Im Gegensatz zu den bisher gebräuchlichen dielektrischen Arbeitsflüssigkeiten findet beim Dielektrikum ionoPlus IME-MH der Elektronenfluß nicht direkt von der Kathode zur Anode statt. Die Elektronen werden hier auf ihrem Weg überwiegend von den feinstverteilten Satellitenelektroden angezogen und entlang vielfach verzweigter Entladungskanäle weitergeleitet. Da sie bei diesem Vorgang einen Teil ihrer kinetischen Energie verlieren, treffen sie mit einer verhältnismäßig geringen Energie auf die Anode auf. Durch den steilen Anstieg der Zündspannung wird gleichzeitig eine Verringerung der Zündzeitverzögerung erreicht. Beide Effekte bewirken eine Verringerung des Verschleißes der Anode. Der Elektrodenverschleiß reduziert sich daher gegenüber herkömmlichen dielektrischen Arbeitsflüssigkeiten um bis zu 30%.

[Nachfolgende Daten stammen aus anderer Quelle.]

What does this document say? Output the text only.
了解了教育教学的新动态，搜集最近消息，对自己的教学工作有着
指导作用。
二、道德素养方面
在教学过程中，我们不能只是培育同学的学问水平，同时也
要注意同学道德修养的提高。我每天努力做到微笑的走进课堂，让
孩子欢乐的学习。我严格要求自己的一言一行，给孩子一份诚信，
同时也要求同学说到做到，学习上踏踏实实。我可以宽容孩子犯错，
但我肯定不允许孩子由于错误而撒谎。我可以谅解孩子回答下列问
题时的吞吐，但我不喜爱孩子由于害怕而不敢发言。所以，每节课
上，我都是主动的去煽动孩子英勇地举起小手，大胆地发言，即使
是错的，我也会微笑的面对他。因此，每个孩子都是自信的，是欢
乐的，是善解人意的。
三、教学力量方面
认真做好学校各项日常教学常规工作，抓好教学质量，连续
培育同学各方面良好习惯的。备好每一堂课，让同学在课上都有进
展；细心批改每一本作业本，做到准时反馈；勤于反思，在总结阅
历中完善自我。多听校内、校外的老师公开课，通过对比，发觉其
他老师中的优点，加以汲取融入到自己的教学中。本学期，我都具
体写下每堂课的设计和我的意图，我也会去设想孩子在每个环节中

Beim Poliererodieren (mit umgekehrter Polung) dient das Werkstück als Anode. Dadurch treffen die Elektronen jetzt, wiederum bedingt durch die chemischen Satellitenelektroden, mit gegenüber herkömmlichen Dielektrika geringerer kinetischer Energie und vergleichsweise breitgestreut auf das Werkstück auf. Die Satellitenelektroden bewirken einen beschleunigten Aufbau der lonisationsbrücke und ermöglichen damit einen geringeren mittleren Arbeitsstrom zur Bearbeitung des Werkstückes.

Durch diese neue Technik lassen sich sehr gut polierte Werkstückoberflächen mit Oberflächenrauhheiten von weniger als 0,1 µ erzielen. Diese Polierleistung ist in ihrer Oberflächengüte und Schnelligkeit mit den bisher üblichen dielektrischen Arbeitsflüssigkeiten nicht erreichbar.

Der Einsatz von hochpolarisierbaren Substanzen im Dielektrikum IonoPlus IME-MH beeinflußt auch sehr positiv die Dispergierungseigenschaften. Die beim Funkenerosionsprozeß entstehenden Schmutzpartikel werden explosionsartig feinstverteilt aus der Arbeitszone geschleudert. Dies reduziert die Kurzschlußneigung und führt zu einem ruhigen Ablauf des Funkenerosionsprozesses. Ursache für diese gute Dispergierungseigenschaft sind die in den Satellitenelektroden ausgerichteten elektrischen Dipole, die aufgrund ihrer elektrischen Abstoßungskräfte eine schnellere Verteilung der Schmutzpartikel bewirken.